El oficialismo logró aprobar en la Cámara de Diputados el proyecto de modernización laboral que llegó con media sanción del Senado. El texto sufrió una modificación -la eliminación del artículo sobre licencias médicas- por lo que deberá volver a la Cámara alta para su aprobación definitiva. Ahora el objetivo de La Libertad Avanza es convertirlo en ley la semana que viene para que el presidente Javier Milei pueda tener una importante victoria legislativa antes de su discurso de apertura de sesiones ordinarias del Congreso, el 1 de marzo.

El proyecto de modernización laboral obtuvo 135 votos afirmativos, 115 negativos y ninguna abstención en su tratamiento en general. Los libertarios consiguieron el apoyo de sus habituales aliados del PRO, la UCR y el MID. A los que se sumaron los diputados de Salta y Misiones enrolados en Innovación Federal, las dos sanjuaninas de Producción y Trabajo, que responden al gobernador Marcelo Orrego; el santacruceño José Garrido, la representante de La Neuquinidad, con línea directa con el gobernador Rolando Figueroa, los tucumanos de Independencia y una parte de Provincias Unidas (dos cercanos a Llaryora y dos a Pullaro).

En contra votaron Unión por la Patria, el Frente de Izquierda, la Coalición Cívica, Encuentro Federal, Elijo Catamarca, Primero San Luis y el resto de Provincias Unidas.

Los principales puntos de la Ley

Entre los puntos más polémicos se encuentra la baja de las indemnizaciones por despido, que plantea que el sueldo que se va a tomar para el cálculo no es el mejor sino el sueldo básico. Se excluyen así conceptos como vacaciones, aguinaldo, propinas o premios. A su vez, establece la creación del cuestionado Fondo de Asistencia Laboral (FAL), que financia a las empresas para que puedan despedir empleados y que fue fuertemente criticado por la oposición en el Senado.

Por otro lado, la reforma habilita ampliar la jornada laboral diaria de 8 a 12 horas, y crea el banco de horas, que permitiría que las horas extra en vez de ser pagas sean “compensadas” en otra jornada laboral.

También se limitará el derecho a huelga y a realizar asambleas en horario laboral. Además, se declaran decenas de servicios como esenciales para limitar los paros, y restringir así la capacidad de lucha de los trabajadores.

La reforma crea un régimen específico para los servicios de reparto y movilidad a través de plataformas digitales que, en los hechos, establece que quienes realizan esas tareas sean considerados “prestadores independientes” y no trabajadores alcanzados por la Ley de Contrato de Trabajo.

Otro punto sensible del proyecto es la derogación de la Ley de Teletrabajo, vigente desde 2021. Esa norma regula el trabajo a distancia mediante el uso de tecnologías y garantiza que quienes realizan tareas desde su domicilio tengan los mismos derechos que el personal que trabaja de forma presencial.

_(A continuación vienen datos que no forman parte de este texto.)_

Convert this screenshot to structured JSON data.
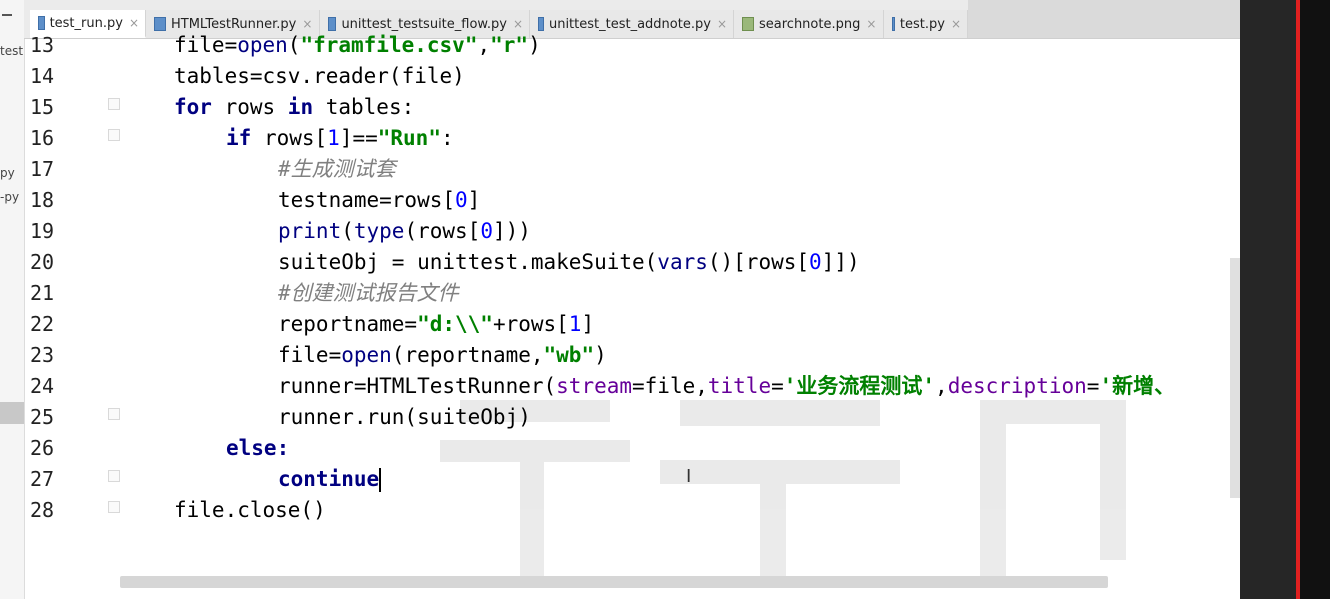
{
  "tabs": [
    {
      "label": "test_run.py",
      "active": true,
      "icon": "python-file-icon"
    },
    {
      "label": "HTMLTestRunner.py",
      "active": false,
      "icon": "python-file-icon"
    },
    {
      "label": "unittest_testsuite_flow.py",
      "active": false,
      "icon": "python-file-icon"
    },
    {
      "label": "unittest_test_addnote.py",
      "active": false,
      "icon": "python-file-icon"
    },
    {
      "label": "searchnote.png",
      "active": false,
      "icon": "image-file-icon"
    },
    {
      "label": "test.py",
      "active": false,
      "icon": "python-file-icon"
    }
  ],
  "tab_close_glyph": "×",
  "left_panel": {
    "labels": [
      "test",
      "py",
      "-py"
    ]
  },
  "editor": {
    "lines": [
      {
        "num": "13",
        "text": "file=open(\"framfile.csv\",\"r\")"
      },
      {
        "num": "14",
        "text": "tables=csv.reader(file)"
      },
      {
        "num": "15",
        "text": "for rows in tables:"
      },
      {
        "num": "16",
        "text": "if rows[1]==\"Run\":"
      },
      {
        "num": "17",
        "text": "#生成测试套"
      },
      {
        "num": "18",
        "text": "testname=rows[0]"
      },
      {
        "num": "19",
        "text": "print(type(rows[0]))"
      },
      {
        "num": "20",
        "text": "suiteObj = unittest.makeSuite(vars()[rows[0]])"
      },
      {
        "num": "21",
        "text": "#创建测试报告文件"
      },
      {
        "num": "22",
        "text": "reportname=\"d:\\\\\"+rows[1]"
      },
      {
        "num": "23",
        "text": "file=open(reportname,\"wb\")"
      },
      {
        "num": "24",
        "text": "runner=HTMLTestRunner(stream=file,title='业务流程测试',description='新增、"
      },
      {
        "num": "25",
        "text": "runner.run(suiteObj)"
      },
      {
        "num": "26",
        "text": "else:"
      },
      {
        "num": "27",
        "text": "continue"
      },
      {
        "num": "28",
        "text": "file.close()"
      }
    ]
  },
  "colors": {
    "keyword": "#000080",
    "string": "#008000",
    "number": "#0000ff",
    "comment": "#808080",
    "param": "#660099",
    "right_edge": "#e02020"
  }
}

Se derogan estatutos como el del Periodista, el del Peluquero y el del Viajante de Comercio, lo que busca eliminar regulaciones particulares que durante décadas establecieron condiciones propias para cada sector. También se afecta al Incaa, porque se elimina el fondo que financia y sostiene a la industria audiovisual argentina.

La reforma, igualmente ataca la prioridad que tenían los convenios por empresa sobre los convenios de actividad. Actualmente, un sindicato nacional negocia un piso de derechos para toda la rama, pero con la reforma, cada empresa puede negociar condiciones inferiores a ese piso nacional.